Changements de : a-b) bilan de masse en surface (SMB), c-d) précipitations neigeuses (SF), e-f) ruissellement de l’eau de fonte (RU), g-h) précipitations pluvieuses (RF) intégrés sur l’ensemble de la glace continentale (colonne de gauche, grounded) et les plateformes glaciaires (colonne de droite, ice shelves); unité : Gt yr−1. Surface mass balance (a-b), snowfall (c-d), runoff (e-f) and rainfall (g-h) anomaly (Gt-yr-1) over the grounded ice sheet (left) and ice shelves (right).

Le BMS sur le continent augmente dans toutes nos simulations (figure 2a) avec de premières différences vers 2040-2050. La tendance est dominée par une augmentation des précipitations sous forme de neige, notamment sur les marges du continent (figure 1) tandis que l’augmentation de BMS est plus faible sur le plateau en haute altitude.
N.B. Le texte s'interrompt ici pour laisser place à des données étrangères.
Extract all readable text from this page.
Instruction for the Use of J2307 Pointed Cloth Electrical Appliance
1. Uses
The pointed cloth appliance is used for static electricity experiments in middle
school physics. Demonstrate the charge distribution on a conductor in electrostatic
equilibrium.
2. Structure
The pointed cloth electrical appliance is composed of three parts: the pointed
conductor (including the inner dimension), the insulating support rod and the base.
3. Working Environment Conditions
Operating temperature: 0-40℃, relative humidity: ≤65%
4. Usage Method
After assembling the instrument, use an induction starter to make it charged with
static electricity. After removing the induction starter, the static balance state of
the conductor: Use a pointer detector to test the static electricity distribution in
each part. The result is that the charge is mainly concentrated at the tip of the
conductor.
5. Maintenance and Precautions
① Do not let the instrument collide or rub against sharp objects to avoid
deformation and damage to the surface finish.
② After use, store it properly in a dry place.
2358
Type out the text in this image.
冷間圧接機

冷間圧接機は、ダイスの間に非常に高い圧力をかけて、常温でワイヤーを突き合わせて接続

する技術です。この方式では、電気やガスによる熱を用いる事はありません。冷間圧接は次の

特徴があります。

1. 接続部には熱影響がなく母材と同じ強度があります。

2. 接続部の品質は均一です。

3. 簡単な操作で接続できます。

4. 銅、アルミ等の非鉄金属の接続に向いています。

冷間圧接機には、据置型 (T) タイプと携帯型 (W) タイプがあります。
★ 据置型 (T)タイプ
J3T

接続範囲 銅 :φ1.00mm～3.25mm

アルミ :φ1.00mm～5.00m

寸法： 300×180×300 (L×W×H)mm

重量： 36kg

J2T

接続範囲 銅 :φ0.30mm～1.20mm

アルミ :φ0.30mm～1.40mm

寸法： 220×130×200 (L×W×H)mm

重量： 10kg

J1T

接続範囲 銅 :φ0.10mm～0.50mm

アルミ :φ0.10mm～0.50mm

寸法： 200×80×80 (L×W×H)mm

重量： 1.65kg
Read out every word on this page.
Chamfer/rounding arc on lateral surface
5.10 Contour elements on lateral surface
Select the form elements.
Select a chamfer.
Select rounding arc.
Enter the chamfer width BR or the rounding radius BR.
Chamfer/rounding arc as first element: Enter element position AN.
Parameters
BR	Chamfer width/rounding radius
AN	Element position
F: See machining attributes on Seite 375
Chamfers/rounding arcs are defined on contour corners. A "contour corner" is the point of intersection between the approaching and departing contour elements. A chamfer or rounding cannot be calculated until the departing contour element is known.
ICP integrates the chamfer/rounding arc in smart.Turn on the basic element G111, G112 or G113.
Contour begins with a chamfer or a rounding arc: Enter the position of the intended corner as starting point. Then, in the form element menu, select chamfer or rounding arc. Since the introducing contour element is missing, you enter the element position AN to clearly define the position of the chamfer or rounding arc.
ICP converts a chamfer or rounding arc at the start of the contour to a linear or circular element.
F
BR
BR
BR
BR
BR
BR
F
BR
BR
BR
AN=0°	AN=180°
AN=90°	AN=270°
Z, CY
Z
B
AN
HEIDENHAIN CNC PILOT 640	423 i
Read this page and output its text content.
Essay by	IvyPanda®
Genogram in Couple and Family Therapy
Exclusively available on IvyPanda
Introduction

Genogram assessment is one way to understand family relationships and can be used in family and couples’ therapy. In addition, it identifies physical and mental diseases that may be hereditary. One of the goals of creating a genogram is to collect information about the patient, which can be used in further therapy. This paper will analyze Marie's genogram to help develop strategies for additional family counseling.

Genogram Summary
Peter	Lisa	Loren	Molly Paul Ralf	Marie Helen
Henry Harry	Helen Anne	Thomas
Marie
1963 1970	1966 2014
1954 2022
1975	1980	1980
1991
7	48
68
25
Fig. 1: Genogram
Au-delà de 2095, une seule simulation ne projette plus d’augmentation du BMS mais une tendance à la baisse car le ruissellement de l’eau de fonte en surface augmente plus fortement que l’accumulation (figure 2e).

A l’opposé sur les plateformes glaciaires, les projections montrent plus d’incertitudes entre un quasi équilibre et de fortes diminutions après 2075 allant jusqu’à des anomalies négatives sur pratiquement toutes les plateformes pour MAR (CNRM-CM6-1) avec une valeur de -335 Gt an−1 pour la période 2071-2100 (figure 1c).

L’augmentation des températures entraîne une augmentation de la fonte en surface, ce qui conduit à saturer le manteau neigeux. En conséquence, l’excès d’eau liquide provenant de la fonte ou des précipitations liquides ne peuvent plus être absorbées dans le névé et y regeler, mais finissent par ruisseler. De plus, comme les précipitations neigeuses n’augmentent pas beaucoup (une grande partie de l’augmentation des précipitations se fait sous forme liquide), le manteau neigeux n’est pas régénéré. Les changements du ruissellement en surface expliquent donc pratiquement entièrement les changements de BMS sur les plateformes (figure 1f), excepté dans MAR (NorESM-1) où le seul changement notable de BMS provient d’une modification des précipitations solides à cause d’un changement de circulation atmosphérique (non montré ici, voir Kittel et al., 2021).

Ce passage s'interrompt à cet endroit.